Çaresizlik içinde, elinizden hiçbir şey
gelmeden gözlerinizin önünde bırakıp gitti mi?
Bir haberle sana koştum babam.
Düzelecek dediler inanmadım, yardım edin
ne olur diye çaresizlik içinde, bir o yana bir bu yana koştum durdum,
çaresizlik içinde, neler olacağını bilerek kıvrandım durdum.. Sonra baban gitti
dediler,
Buz oldum…
Dondum kaldım.
Duyduğum kara habere bildiğim halde
inanamadım.
Taş oldum.
Duvar oldum.
Hissiz bir canlı gibi bir kenara
çekilip sustum kaldım.
Bir babalar günü daha yine sensiz, yine
sessiz.
Bazen uzaklardan gelir sesin sıçrarım uykumdan
neşesiz…
Ne zaman resmine baksam göz pınarlarımdan şelaleler
çağıldar, sessiz, sessiz.
Ahh be babam, canımı, kanımı veren
babam sen rahat uyu biz kaldık bu dünya da yalan.
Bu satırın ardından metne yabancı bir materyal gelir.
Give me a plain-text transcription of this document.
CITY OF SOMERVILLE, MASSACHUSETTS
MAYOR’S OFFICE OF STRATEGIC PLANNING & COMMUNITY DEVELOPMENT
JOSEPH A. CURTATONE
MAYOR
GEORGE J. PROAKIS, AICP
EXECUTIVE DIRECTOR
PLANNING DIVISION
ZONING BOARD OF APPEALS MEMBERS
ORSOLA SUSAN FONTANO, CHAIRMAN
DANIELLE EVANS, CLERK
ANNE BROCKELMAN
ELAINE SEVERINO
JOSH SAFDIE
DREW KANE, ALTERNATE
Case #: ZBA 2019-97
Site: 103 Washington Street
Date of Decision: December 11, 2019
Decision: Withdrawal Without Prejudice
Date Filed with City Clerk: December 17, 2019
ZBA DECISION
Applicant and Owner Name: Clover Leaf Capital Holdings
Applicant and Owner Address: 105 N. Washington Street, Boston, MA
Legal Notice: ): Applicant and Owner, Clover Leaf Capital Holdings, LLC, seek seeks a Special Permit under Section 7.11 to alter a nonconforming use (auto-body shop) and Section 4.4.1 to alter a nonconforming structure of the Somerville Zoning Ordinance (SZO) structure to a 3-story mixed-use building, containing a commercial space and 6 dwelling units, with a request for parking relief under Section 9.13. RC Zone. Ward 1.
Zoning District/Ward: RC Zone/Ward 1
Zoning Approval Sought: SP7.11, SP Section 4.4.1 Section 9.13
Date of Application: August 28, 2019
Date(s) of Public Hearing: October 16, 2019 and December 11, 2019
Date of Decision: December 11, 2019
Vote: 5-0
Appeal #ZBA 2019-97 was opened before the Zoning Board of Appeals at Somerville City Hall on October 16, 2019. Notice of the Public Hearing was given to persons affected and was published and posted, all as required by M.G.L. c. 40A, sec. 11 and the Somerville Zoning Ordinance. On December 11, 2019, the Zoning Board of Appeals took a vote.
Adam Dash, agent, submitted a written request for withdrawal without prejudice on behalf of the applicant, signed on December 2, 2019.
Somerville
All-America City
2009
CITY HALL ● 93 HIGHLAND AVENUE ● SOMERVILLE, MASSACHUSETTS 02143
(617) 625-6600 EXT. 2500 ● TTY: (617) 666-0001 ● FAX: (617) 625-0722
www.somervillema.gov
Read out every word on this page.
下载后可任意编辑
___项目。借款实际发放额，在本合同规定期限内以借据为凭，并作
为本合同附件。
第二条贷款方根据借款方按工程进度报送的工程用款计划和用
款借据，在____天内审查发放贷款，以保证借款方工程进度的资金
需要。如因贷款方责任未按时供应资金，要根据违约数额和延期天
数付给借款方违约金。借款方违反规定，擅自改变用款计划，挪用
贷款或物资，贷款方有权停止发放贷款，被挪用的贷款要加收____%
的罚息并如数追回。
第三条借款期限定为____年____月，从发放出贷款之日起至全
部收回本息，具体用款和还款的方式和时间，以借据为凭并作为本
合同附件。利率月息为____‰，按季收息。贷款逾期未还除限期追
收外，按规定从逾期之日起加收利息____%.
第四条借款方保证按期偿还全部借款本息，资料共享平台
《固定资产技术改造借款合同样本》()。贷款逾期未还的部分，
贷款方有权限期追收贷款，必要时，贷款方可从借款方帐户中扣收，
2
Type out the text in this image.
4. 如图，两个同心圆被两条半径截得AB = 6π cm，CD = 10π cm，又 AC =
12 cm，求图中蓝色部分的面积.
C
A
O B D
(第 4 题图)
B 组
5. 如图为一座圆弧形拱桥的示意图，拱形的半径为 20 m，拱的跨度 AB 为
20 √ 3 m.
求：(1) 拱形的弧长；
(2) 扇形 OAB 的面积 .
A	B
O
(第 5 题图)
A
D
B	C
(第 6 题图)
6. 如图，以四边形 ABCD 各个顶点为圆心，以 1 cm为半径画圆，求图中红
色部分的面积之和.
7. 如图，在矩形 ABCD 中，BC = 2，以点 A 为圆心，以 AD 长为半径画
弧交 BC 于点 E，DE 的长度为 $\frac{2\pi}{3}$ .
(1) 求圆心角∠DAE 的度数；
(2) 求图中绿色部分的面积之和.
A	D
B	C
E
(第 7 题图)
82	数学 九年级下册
Bazen eski günler gelir aklıma, hani bana
kızardın ya. Hani çok kızar söylenirdin yaa.
Bazen, dakikalar geçmeden bir bahane bulur benim gönlümü alırdın ya.
Seni çok özlüyorum babammm.
Seni öyle özlüyorum ki, bazen hayatın
tonlarca ağırlığı altında bir de senin hasretine dayanamıyorum.
Sen gideli hiçbir şeyin tadı tuzu yok
buralarda, öyle yalnızım ki, bunu şimdi çok daha iyi hissediyorum.
Bu sakat birinin koltuk değneğini kaybetmesi
gibi, gecelerin, gündüzlere hasretle kucaklaşması gibi.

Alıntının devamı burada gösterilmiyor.